肉塊の爆弾
仁とビートは正面で対峙していた。ビートは右腕の肉を皮膚ごと、剣状に変形させると、その先端を舌でペロッと舐めた。
「けけけ、今からよお。こいつでお前らを串刺しにしてやるからよ。覚悟しなよ」
「お前、うるさいな。ちょっと眠ってろ」
仁は大きく踏み込むと、右手に力を込めた。同時に右手を赤い光が包んでいた。
(アーツで右腕を強化した)
仁はビートの鳩尾に真っ直ぐストレートを叩き込んだ。ただでさえ喧嘩慣れしている仁の拳だが、能力の効果もあって、殴られれば骨折は必死だった。
「ごふっ」
鉛玉を撃ち込むような重苦しい音とともに、ビートの鳩尾に仁の拳がめり込んで行った。
「な~んちゃって」
ビートはニヤニヤと嫌らしい笑みを浮かべると、そのまま仁の拳を鳩尾の中にどんどんめり込ませていった。
「くっ、右手が奴の肉に埋まって行く・・・・」
「驚いたかい、ジンちゃんよお。肉の鎧だぜ。俺の能力は体の肉をコントロールできると言ったが、こんな風に、一か所に脂肪を集めて、衝撃とかを吸収したりできるんだぜ。手を引きたくても引けないだろ。逆に俺は両手が自由に動くから・・・・」
ビートは思い切り仁の頬を平手打ちした。
「や、野郎・・・・」
「けけけ、まだまだ序の口よお。俺の左手を見な」
ビートは左手を仁に見せると、そこにはメリケンサックが嵌められていた。仁も喧嘩の際は良く見かけたアイテムだったが、そういった小道具に頼る者は弱いと相場が決まっているので、彼自身、付けたことは無かった。
「婚約指輪じゃないぜ。殴るためにあるんだよお」
ビートは左手で仁の顔を思い切り殴り付けた。背後にいるレベッカとルミナスはギュッと眼を閉じていた。二人とも仁を助けたい気持ちはあったが、ここで攻撃すると、寧ろ、仁に誤爆していしまう危険性があったのだ。
「良い気分だぜ。自分より強い奴をボコるのはよお」
「ふん、お前、これで勝った気でいるのか?」
「んだと。コラ」
「顔ががら空きだ」
仁は突然、頭を後ろに下げて勢いを付けると、そのままビートの鼻に強烈な頭突きを喰らわせた。
「ぐあああ」
ビートは鼻から出血しながら、大きくよろめいた。そこにすかさず、仁の頭突きが再び炸裂する。今度は彼の両目にぶつけた。

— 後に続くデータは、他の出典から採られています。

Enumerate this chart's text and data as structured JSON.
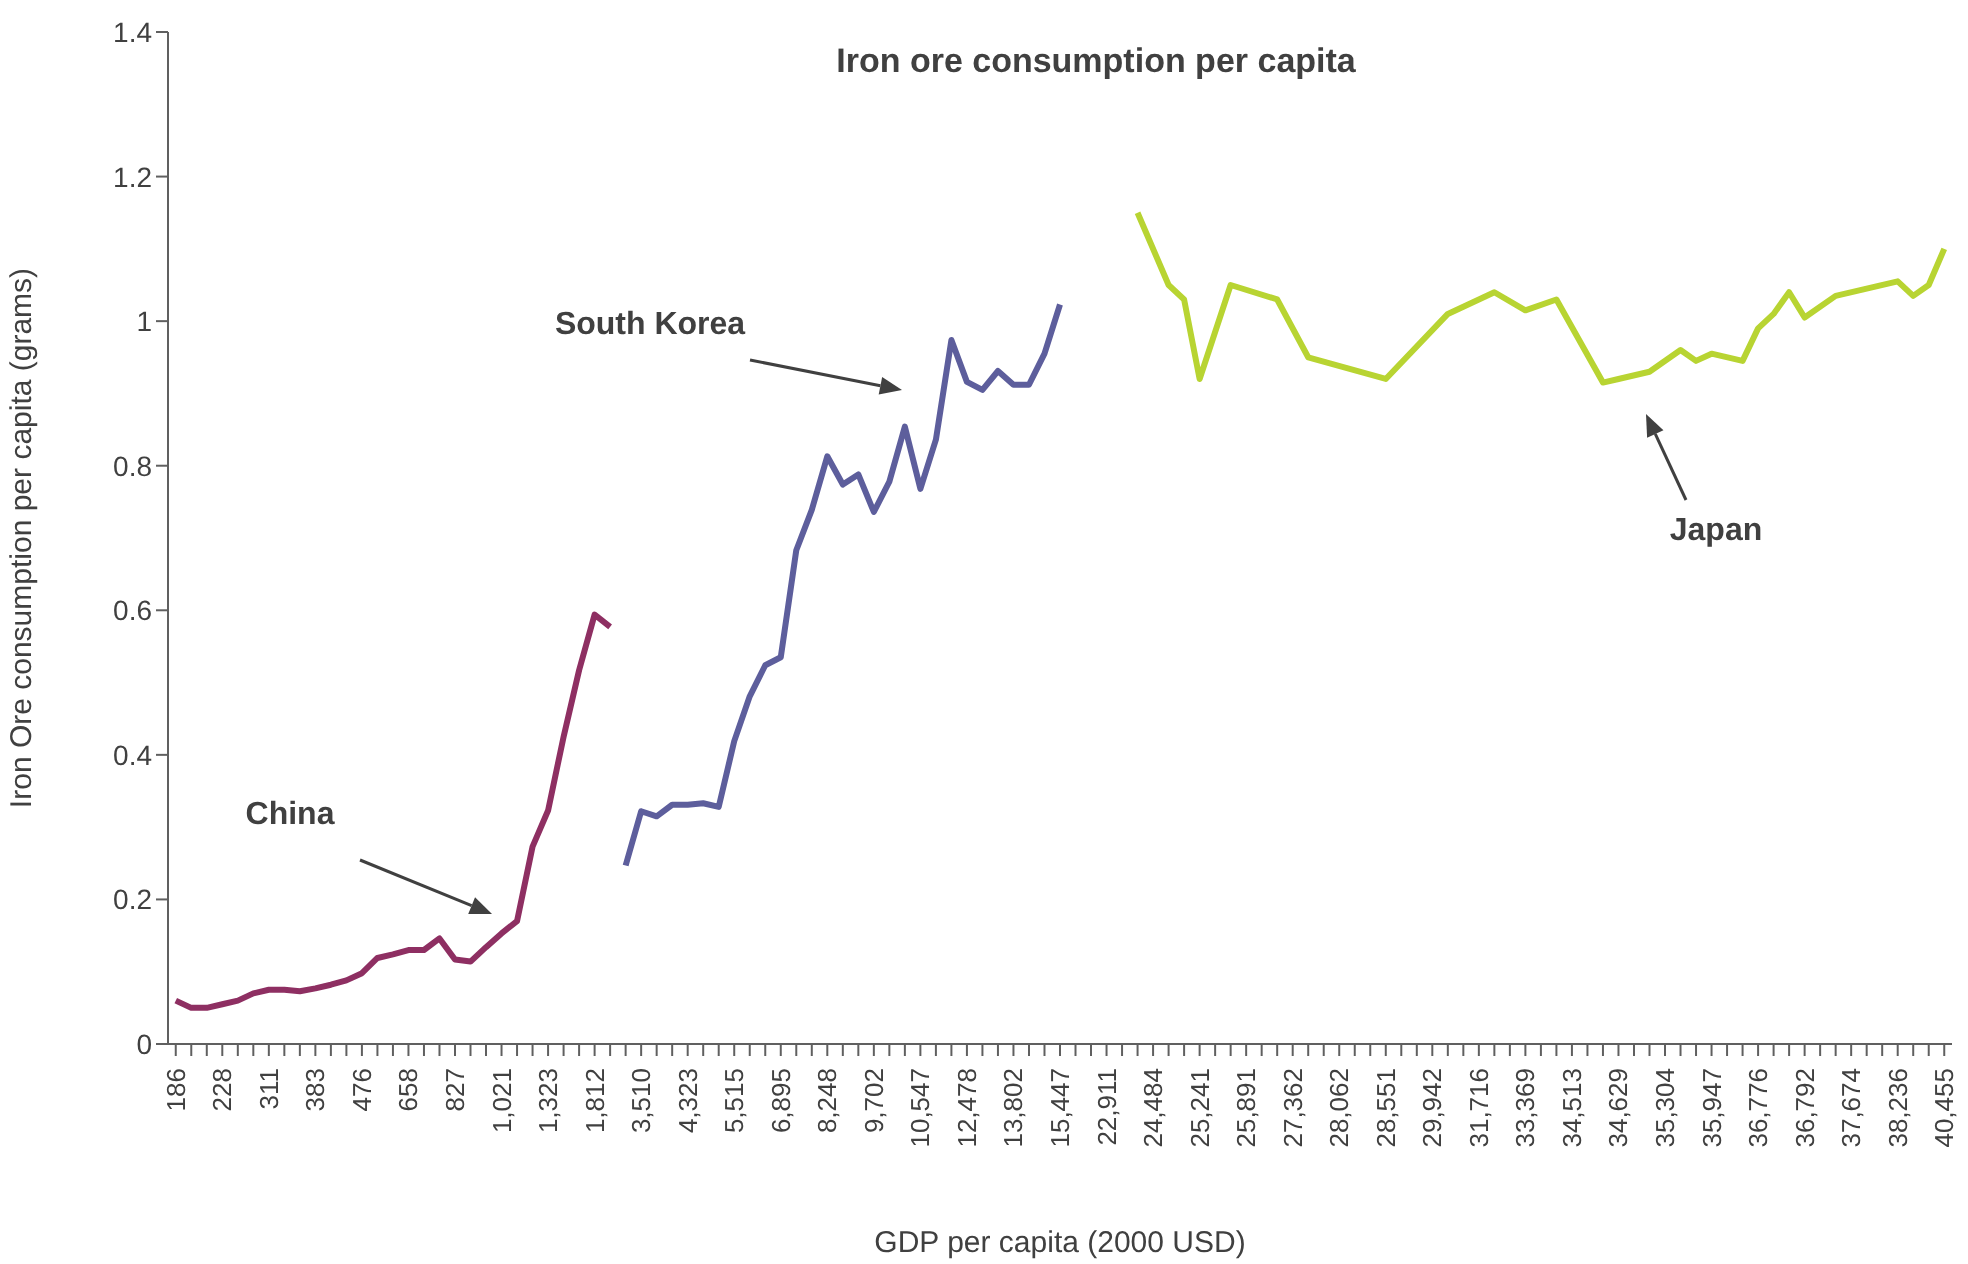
{
  "chart_data": {
    "type": "line",
    "title": "Iron ore consumption per capita",
    "xlabel": "GDP per capita (2000 USD)",
    "ylabel": "Iron Ore consumption per capita (grams)",
    "categories": [
      "186",
      null,
      null,
      "228",
      null,
      null,
      "311",
      null,
      null,
      "383",
      null,
      null,
      "476",
      null,
      null,
      "658",
      null,
      null,
      "827",
      null,
      null,
      "1,021",
      null,
      null,
      "1,323",
      null,
      null,
      "1,812",
      null,
      null,
      "3,510",
      null,
      null,
      "4,323",
      null,
      null,
      "5,515",
      null,
      null,
      "6,895",
      null,
      null,
      "8,248",
      null,
      null,
      "9,702",
      null,
      null,
      "10,547",
      null,
      null,
      "12,478",
      null,
      null,
      "13,802",
      null,
      null,
      "15,447",
      null,
      null,
      "22,911",
      null,
      null,
      "24,484",
      null,
      null,
      "25,241",
      null,
      null,
      "25,891",
      null,
      null,
      "27,362",
      null,
      null,
      "28,062",
      null,
      null,
      "28,551",
      null,
      null,
      "29,942",
      null,
      null,
      "31,716",
      null,
      null,
      "33,369",
      null,
      null,
      "34,513",
      null,
      null,
      "34,629",
      null,
      null,
      "35,304",
      null,
      null,
      "35,947",
      null,
      null,
      "36,776",
      null,
      null,
      "36,792",
      null,
      null,
      "37,674",
      null,
      null,
      "38,236",
      null,
      null,
      "40,455"
    ],
    "series": [
      {
        "color": "#8e2f62",
        "values": [
          0.06,
          0.05,
          0.05,
          0.055,
          0.06,
          0.07,
          0.075,
          0.075,
          0.073,
          0.077,
          0.082,
          0.088,
          0.098,
          0.119,
          0.124,
          0.13,
          0.13,
          0.146,
          0.117,
          0.114,
          0.134,
          0.153,
          0.17,
          0.273,
          0.323,
          0.425,
          0.517,
          0.594,
          0.577,
          null,
          null,
          null,
          null,
          null,
          null,
          null,
          null,
          null,
          null,
          null,
          null,
          null,
          null,
          null,
          null,
          null,
          null,
          null,
          null,
          null,
          null,
          null,
          null,
          null,
          null,
          null,
          null,
          null,
          null,
          null,
          null,
          null,
          null,
          null,
          null,
          null,
          null,
          null,
          null,
          null,
          null,
          null,
          null,
          null,
          null,
          null,
          null,
          null,
          null,
          null,
          null,
          null,
          null,
          null,
          null,
          null,
          null,
          null,
          null,
          null,
          null,
          null,
          null,
          null,
          null,
          null,
          null,
          null,
          null,
          null,
          null,
          null,
          null,
          null,
          null,
          null,
          null,
          null,
          null,
          null,
          null,
          null,
          null,
          null,
          null
        ]
      },
      {
        "color": "#5d5e9c",
        "values": [
          null,
          null,
          null,
          null,
          null,
          null,
          null,
          null,
          null,
          null,
          null,
          null,
          null,
          null,
          null,
          null,
          null,
          null,
          null,
          null,
          null,
          null,
          null,
          null,
          null,
          null,
          null,
          null,
          null,
          0.247,
          0.322,
          0.315,
          0.331,
          0.331,
          0.333,
          0.328,
          0.419,
          0.481,
          0.524,
          0.535,
          0.683,
          0.739,
          0.813,
          0.774,
          0.788,
          0.736,
          0.778,
          0.854,
          0.768,
          0.836,
          0.974,
          0.916,
          0.905,
          0.931,
          0.912,
          0.912,
          0.955,
          1.023,
          null,
          null,
          null,
          null,
          null,
          null,
          null,
          null,
          null,
          null,
          null,
          null,
          null,
          null,
          null,
          null,
          null,
          null,
          null,
          null,
          null,
          null,
          null,
          null,
          null,
          null,
          null,
          null,
          null,
          null,
          null,
          null,
          null,
          null,
          null,
          null,
          null,
          null,
          null,
          null,
          null,
          null,
          null,
          null,
          null,
          null,
          null,
          null,
          null,
          null,
          null,
          null,
          null,
          null,
          null,
          null,
          null
        ]
      },
      {
        "color": "#b8d432",
        "values": [
          null,
          null,
          null,
          null,
          null,
          null,
          null,
          null,
          null,
          null,
          null,
          null,
          null,
          null,
          null,
          null,
          null,
          null,
          null,
          null,
          null,
          null,
          null,
          null,
          null,
          null,
          null,
          null,
          null,
          null,
          null,
          null,
          null,
          null,
          null,
          null,
          null,
          null,
          null,
          null,
          null,
          null,
          null,
          null,
          null,
          null,
          null,
          null,
          null,
          null,
          null,
          null,
          null,
          null,
          null,
          null,
          null,
          null,
          null,
          null,
          null,
          null,
          1.15,
          null,
          1.05,
          1.03,
          0.92,
          null,
          1.05,
          null,
          null,
          1.03,
          null,
          0.95,
          null,
          null,
          null,
          null,
          0.92,
          null,
          null,
          null,
          1.01,
          null,
          null,
          1.04,
          null,
          1.015,
          null,
          1.03,
          null,
          null,
          0.915,
          0.92,
          null,
          0.93,
          null,
          0.96,
          0.945,
          0.955,
          null,
          0.945,
          0.99,
          1.01,
          1.04,
          1.005,
          null,
          1.035,
          null,
          null,
          null,
          1.055,
          1.035,
          1.05,
          1.1
        ]
      }
    ],
    "annotations": [
      "China",
      "South Korea",
      "Japan"
    ],
    "ylim": [
      0,
      1.4
    ],
    "yticks": [
      0,
      0.2,
      0.4,
      0.6,
      0.8,
      1,
      1.2,
      1.4
    ],
    "grid": false,
    "legend": false,
    "marker": "none",
    "line_style": "solid"
  }
}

「顔には脂肪が付けられないみたいだな。そりゃそうだよな。穴そんなことしたら、穴まで塞いで、窒息しちまうからな」
仁はビートが力を抜いた隙に、右手を彼の志望から引き抜くと、彼の顔面を右足で蹴り上げて、床の上に沈めた。
「くそ、酷い奴だ。鼻血が止まらねえ。お前、マジで俺をキレさせたな」
ビートは仁から離れると、突然、体を捻って、全身からブヨブヨの、丁度、掌に収まる大きさの肉塊を、自分の周り八方向に飛ばした。そのうちのいくつかは、仁の腕や足、肩にくっ付き、残りは床に転がっていた。
「何だ。こいつは・・・・」
「俺の肉塊の中を見てみろよ」
仁は体に付着した肉塊をチラッと見た。ピンク色の薄気味悪い肉の中には、1円ほどの大きさの金属片のような物が包まれていた。
「これは・・・・」
「気付くのが遅えよ。それは小さいがマジで凶暴な小型爆弾だぜ」
金属片は眩い光を放ちながら、その場で爆発した。仁の体が炎に包まれ、ホール中を黒い煙が覆い尽くしていた。